HUMANITARIANISM AND STRENGTH
Somebody writes complaining of something I said about progress. I have forgotten what I said, but I am quite certain that it was (like a certain Mr. Douglas in a poem which I have also forgotten) tender and true. In any case, what I say now is this. Human history is so rich and complicated that you can make out a case for any course of improvement or retrogression. I could make out that the world has been growing more democratic, for the English franchise has certainly grown more democratic. I could also make out that the world has been growing more aristocratic, for the English Public Schools have certainly grown more aristocratic I could prove the decline of militarism by the decline of flogging; I could prove the increase of militarism by the increase of standing armies and conscription. But I can prove anything in this way. I can prove that the world has always been growing greener. Only lately men have invented absinthe and the _Westminster Gazette_. I could prove the world has grown less green. There are no more Robin Hood foresters, and fields are being covered with houses. I could show that the world was less red with khaki or more red with the new penny stamps. But in all cases progress means progress only in some particular thing. Have you ever noticed that strange line of Tennyson, in which he confesses, half consciously, how very _conventional_ progress is?--
"Let the great world spin for ever down the ringing grooves of change."
Even in praising change, he takes for a simile the most unchanging thing. He calls our modern change a groove. And it is a groove; perhaps there was never anything so groovy.

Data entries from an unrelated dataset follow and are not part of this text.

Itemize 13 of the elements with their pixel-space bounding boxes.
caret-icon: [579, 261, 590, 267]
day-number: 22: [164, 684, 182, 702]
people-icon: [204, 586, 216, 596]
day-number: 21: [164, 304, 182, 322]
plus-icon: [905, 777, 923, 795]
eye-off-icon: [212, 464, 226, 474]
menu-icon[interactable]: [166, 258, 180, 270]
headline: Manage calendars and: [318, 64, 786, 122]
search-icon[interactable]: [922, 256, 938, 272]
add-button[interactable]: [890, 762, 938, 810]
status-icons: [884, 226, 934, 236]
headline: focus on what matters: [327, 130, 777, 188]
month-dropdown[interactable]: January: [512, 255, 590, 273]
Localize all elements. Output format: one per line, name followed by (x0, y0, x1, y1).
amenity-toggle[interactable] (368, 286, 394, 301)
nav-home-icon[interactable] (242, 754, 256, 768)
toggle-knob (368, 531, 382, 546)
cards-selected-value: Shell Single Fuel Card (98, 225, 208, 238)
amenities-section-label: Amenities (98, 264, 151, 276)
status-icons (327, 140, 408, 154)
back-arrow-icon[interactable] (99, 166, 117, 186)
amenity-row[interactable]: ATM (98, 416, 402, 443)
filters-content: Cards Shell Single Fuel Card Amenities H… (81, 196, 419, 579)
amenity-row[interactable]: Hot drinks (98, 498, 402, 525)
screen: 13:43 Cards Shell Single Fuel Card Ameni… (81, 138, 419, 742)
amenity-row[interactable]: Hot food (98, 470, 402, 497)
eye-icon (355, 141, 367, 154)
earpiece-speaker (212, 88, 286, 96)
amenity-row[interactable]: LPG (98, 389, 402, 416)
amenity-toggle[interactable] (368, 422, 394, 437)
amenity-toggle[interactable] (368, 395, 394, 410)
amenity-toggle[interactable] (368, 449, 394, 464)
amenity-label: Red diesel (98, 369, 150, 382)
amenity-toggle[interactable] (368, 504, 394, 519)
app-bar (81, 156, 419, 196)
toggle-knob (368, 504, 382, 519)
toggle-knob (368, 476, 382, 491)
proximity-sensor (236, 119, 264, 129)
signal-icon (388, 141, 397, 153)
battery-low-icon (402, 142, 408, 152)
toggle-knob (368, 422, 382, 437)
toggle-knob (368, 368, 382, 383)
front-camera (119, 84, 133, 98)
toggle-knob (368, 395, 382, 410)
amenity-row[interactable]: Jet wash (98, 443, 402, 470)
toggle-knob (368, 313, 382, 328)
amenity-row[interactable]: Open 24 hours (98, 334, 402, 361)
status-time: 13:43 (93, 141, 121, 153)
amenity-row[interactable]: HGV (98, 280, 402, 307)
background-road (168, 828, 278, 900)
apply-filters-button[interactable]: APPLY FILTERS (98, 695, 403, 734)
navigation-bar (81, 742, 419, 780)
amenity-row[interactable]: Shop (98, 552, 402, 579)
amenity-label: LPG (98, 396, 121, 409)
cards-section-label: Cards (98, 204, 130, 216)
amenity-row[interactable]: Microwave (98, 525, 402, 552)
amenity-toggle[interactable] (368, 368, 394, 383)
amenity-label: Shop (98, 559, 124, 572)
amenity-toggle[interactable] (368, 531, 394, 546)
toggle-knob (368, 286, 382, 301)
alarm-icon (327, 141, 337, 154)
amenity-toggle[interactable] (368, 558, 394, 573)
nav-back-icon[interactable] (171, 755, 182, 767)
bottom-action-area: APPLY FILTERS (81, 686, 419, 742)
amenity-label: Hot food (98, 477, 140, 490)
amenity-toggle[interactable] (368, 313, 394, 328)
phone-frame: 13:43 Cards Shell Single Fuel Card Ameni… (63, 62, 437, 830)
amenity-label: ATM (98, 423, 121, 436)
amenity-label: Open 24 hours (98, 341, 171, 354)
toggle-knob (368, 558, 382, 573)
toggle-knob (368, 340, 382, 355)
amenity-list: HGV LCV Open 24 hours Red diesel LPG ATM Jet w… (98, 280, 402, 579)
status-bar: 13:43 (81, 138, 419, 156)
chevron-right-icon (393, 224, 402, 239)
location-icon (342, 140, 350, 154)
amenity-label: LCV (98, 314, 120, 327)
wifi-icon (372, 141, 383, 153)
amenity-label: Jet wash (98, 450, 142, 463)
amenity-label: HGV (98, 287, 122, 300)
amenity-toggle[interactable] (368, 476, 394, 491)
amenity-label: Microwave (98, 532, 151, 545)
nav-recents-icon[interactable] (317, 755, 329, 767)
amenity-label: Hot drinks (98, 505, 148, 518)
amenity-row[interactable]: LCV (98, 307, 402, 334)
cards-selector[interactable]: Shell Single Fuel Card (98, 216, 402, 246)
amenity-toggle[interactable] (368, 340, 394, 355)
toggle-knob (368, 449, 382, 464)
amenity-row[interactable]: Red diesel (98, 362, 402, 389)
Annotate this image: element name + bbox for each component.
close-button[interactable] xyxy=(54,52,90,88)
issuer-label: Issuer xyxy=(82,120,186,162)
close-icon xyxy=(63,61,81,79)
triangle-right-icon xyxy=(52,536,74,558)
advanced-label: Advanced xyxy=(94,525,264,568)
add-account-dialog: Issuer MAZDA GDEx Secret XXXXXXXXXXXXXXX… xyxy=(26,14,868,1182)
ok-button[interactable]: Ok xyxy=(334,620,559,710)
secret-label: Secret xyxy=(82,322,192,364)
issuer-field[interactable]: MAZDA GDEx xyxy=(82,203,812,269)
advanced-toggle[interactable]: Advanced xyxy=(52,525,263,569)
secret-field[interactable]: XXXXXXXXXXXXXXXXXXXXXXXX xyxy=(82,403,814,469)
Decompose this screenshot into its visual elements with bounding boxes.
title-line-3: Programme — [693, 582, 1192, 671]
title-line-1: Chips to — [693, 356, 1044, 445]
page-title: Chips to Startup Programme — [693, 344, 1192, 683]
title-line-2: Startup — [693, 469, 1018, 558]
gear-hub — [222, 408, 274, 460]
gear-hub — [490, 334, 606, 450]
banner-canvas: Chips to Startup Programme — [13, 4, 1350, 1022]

Nothing would induce me in so idle a monologue as this to discuss adequately a great political matter like the question of the military punishments in Egypt. But I may suggest one broad reality to be observed by both sides, and which is, generally speaking, observed by neither. Whatever else is righ
t, it is utterly wrong to employ the argument that we Europeans must do to savages and Asiatics whatever savages and Asiatics do to us. I have even seen some controversialists use the metaphor, "We must fight them with their own weapons." Very well; let those controversialists take their metaphor, and take it literally. Let us fight the Soudanese with their own weapons. Their own weapons are large, very clumsy knives, with an occasional old-fashioned gun. Their own weapons are also torture and slavery. If we fight them with torture and slavery, we shall be fighting badly, precisely as if we fought them with clumsy knives and old guns. That is the whole strength of our Christian civilisation, that it does fight with its own weapons and not with other people's. It is not true that superiority suggests a tit for tat. It is not true that if a small hooligan puts his tongue out at the Lord Chief Justice, the Lord Chief Justice immediately realises that his only chance of maintaining his position is to put his tongue out at the little hooligan. The hooligan may or may not have any respect at all for the Lord Chief Justice: that is a matter which we may contentedly leave as a solemn psychological mystery. But if the hooligan has any respect at all for the Lord Chief Justice, that respect is certainly extended to the Lord Chief Justice entirely because he does not put his tongue out.